Back To Dixieland
I am a native of Fayetteville. My love of music and cornet began in the fifth grade at Leverett Elementary School. I attended Woodland Junior High where I met one of my mentors, Bill Martin. He taught me how to play Dixieland and gave me the opportunity to play in a Big Band. We played Basie, Glen Miller and others.
In spite of an accident involving my front teeth, I continued playing through Fayetteville High School. During my senior year my mother signed me up for trumpet lessons with Dr. Lawrence Meyer, professor of trumpet at the University of Arkansas. As a freshman at UA, I was like most everyone else, trying to avoid the draft. Studying with Dr. Meyer and occasionally his good friend Carl “Doc” Severensin and with the help of Bill Martin, I made Navy bands.
After completing my hitch as a Navy musician, I went to Tulsa where I met Vernon Howard. Through him I met Ron Predl, director of music at Tulsa University and got a full scholarship to the University of Tulsa.
In 1974 I moved to the mountains outside Eureka Springs. There I met another of my mentors, Sam Routh Sr. Sam and I started a Dixieland band, which made a little money and had a lot of fun. Sam sent me to New Orleans, where I moved in with his son, Sam “Catfish” Jr. and played all-night jobs of Catfish’s music.
During the day I listened to Dixieland bands. One day Frank Trapani was leading an 11-piece band at the Maison Bourbon. As usual, I was sitting on my trumpet case in front of the club. Frank asked me to sit in. He became another mentor.
But New Orleans was a union town. It was expensive and there was a waiting period to play so I decided to go to Houston. There I played with the Houston Jazz Society Big Band, which included such luminaries as John Parks, Jimmy Ford, Kit Reid and Bobby Welbourn.
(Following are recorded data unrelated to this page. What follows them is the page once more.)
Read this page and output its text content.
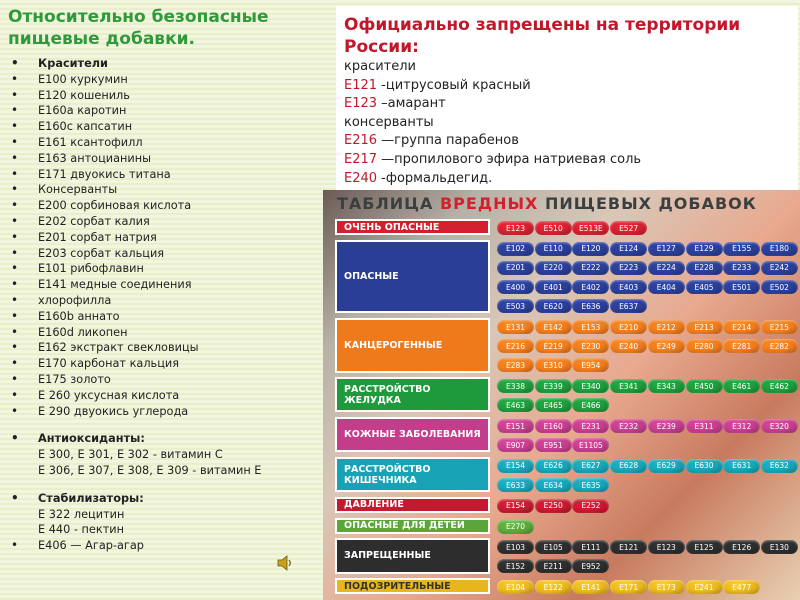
Относительно безопасные пищевые добавки.
• Красители
• Е100 куркумин
• Е120 кошениль
• Е160а каротин
• Е160с капсатин
• Е161 ксантофилл
• Е163 антоцианины
• Е171 двуокись титана
• Консерванты
• Е200 сорбиновая кислота
• Е202 сорбат калия
• Е201 сорбат натрия
• Е203 сорбат кальция
• Е101 рибофлавин
• Е141 медные соединения
• хлорофилла
• Е160b аннато
• Е160d ликопен
• Е162 экстракт свекловицы
• Е170 карбонат кальция
• Е175 золото
• Е 260 уксусная кислота
• Е 290 двуокись углерода
• Антиоксиданты:
Е 300, Е 301, Е 302 - витамин С
Е 306, Е 307, Е 308, Е 309 - витамин Е
• Стабилизаторы:
Е 322 лецитин
Е 440 - пектин
• Е406 — Агар-агар
Официально запрещены на территории России:
красители
Е121 -цитрусовый красный
Е123 –амарант
консерванты
Е216 —группа парабенов
Е217 —пропилового эфира натриевая соль
Е240 -формальдегид.
ТАБЛИЦА ВРЕДНЫХ ПИЩЕВЫХ ДОБАВОК
ОЧЕНЬ ОПАСНЫЕ	E123	E510	E513E	E527
ОПАСНЫЕ
E102	E110	E120	E124	E127	E129	E155	E180
E201	E220	E222	E223	E224	E228	E233	E242
E400	E401	E402	E403	E404	E405	E501	E502
E503	E620	E636	E637
КАНЦЕРОГЕННЫЕ
E131	E142	E153	E210	E212	E213	E214	E215
E216	E219	E230	E240	E249	E280	E281	E282
E283	E310	E954
РАССТРОЙСТВО ЖЕЛУДКА
E338	E339	E340	E341	E343	E450	E461	E462
E463	E465	E466
КОЖНЫЕ ЗАБОЛЕВАНИЯ
E151	E160	E231	E232	E239	E311	E312	E320
E907	E951	E1105
РАССТРОЙСТВО КИШЕЧНИКА
E154	E626	E627	E628	E629	E630	E631	E632
E633	E634	E635
ДАВЛЕНИЕ	E154	E250	E252
ОПАСНЫЕ ДЛЯ ДЕТЕЙ	E270
ЗАПРЕЩЕННЫЕ
E103	E105	E111	E121	E123	E125	E126	E130
E152	E211	E952
ПОДОЗРИТЕЛЬНЫЕ	E104	E122	E141	E171	E173	E241	E477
I was reunited with Claudia Burson, whom I hadn’t seen since high school.
Next I went to Austin. I drove down Congress Avenue, parked and walked inside a bar where I sat in with a Dixieland band. When we stopped playing the piano player walked over, shook my hand and introduced himself as Robert “Beto” Skiles. He said he needed a trumpeter for his salsa band Beto y los Fairlanes.
In Austin I met Raymond Crisara, professor emeritus of trumpet at the University of Texas. Ray whipped me into shape by teaching me a modern approach to trumpet. It was no longer a physical, but a mental approach. Life was good. I was playing a lot of jazz and studio work on the side.
New Year’s Eve of 1984, I was driving home, thinking about the weather and whether to drive or fly to Tulsa to play in a big band that Vernon Howard had put together. I never got there. A drunk driver hit me head-on and almost killed me. After a long recovery, I put together a new Dixieland band called the “Dixie Scat Cats.” The Scat Cats played around Texas for four years. But Ray told me that my playing wasn’t what it used to be, I needed a profession and why didn’t I try teaching. I moved back to Tulsa and got a degree in education and taught for two years in Oklahoma.
In 1992 Sonny Gray, the great Tulsa jazz pianist, asked me to play the Eureka Springs Jazz Festival with him. Sam Routh and his wife Lee said my bed was ready. It had been 16 years and it was great to see the man who had sent me on my journey.
After I played with Sonny that night I went walking around Eureka. I heard a jazz band playing from the ballroom of the Basin Park Hotel where Betty Elkins was sitting at the band table. Betty and I had played in a jazz duo in the Montrose area of Houston for two years. At the Basin Park Ballroom she introduced me to the piano player Lee Tomboulian’s sister Necia and it was love at first sight.
I left Oklahoma and came back to Fayetteville where I was co-principal trumpet with North Arkansas Symphony Orchestra. One day I was playing with Jim Greeson when a group of young musicians sat down and listened. When we finished playing they asked me to join them. It was Keefe Jackson and members of Big World Quartet. It became Big World Quintet. I enjoyed writing and playing the eclectic music. After finishing graduate school at the UA, playing with the symphony, Big World and other jazz bands and substitute teaching for Fayetteville Public Schools, I wondered what was next.
I got a job as music teacher at Butterfield Trail Elementary School and taught there for 13 years, then taught at McNair Middle School for three and a half years. Last year, an infection almost killed me and I retired from teaching. I can still play, though mostly while sitting.
It seems that after any major turning point in my life I return to Dixieland. It’s fun music and hard work. Earlier this year I asked Claudia Burson, Nathan McLeod, Steve Wilkes, Drew Packard and Greg Battista if they would like to play my Dixieland book on Fat Tuesday at Teatro Scarpino. They said “yes” and the West Avenue Dixie Ramblers were born. We will be playing at Scarpino’s again at 8 p.m. April 27.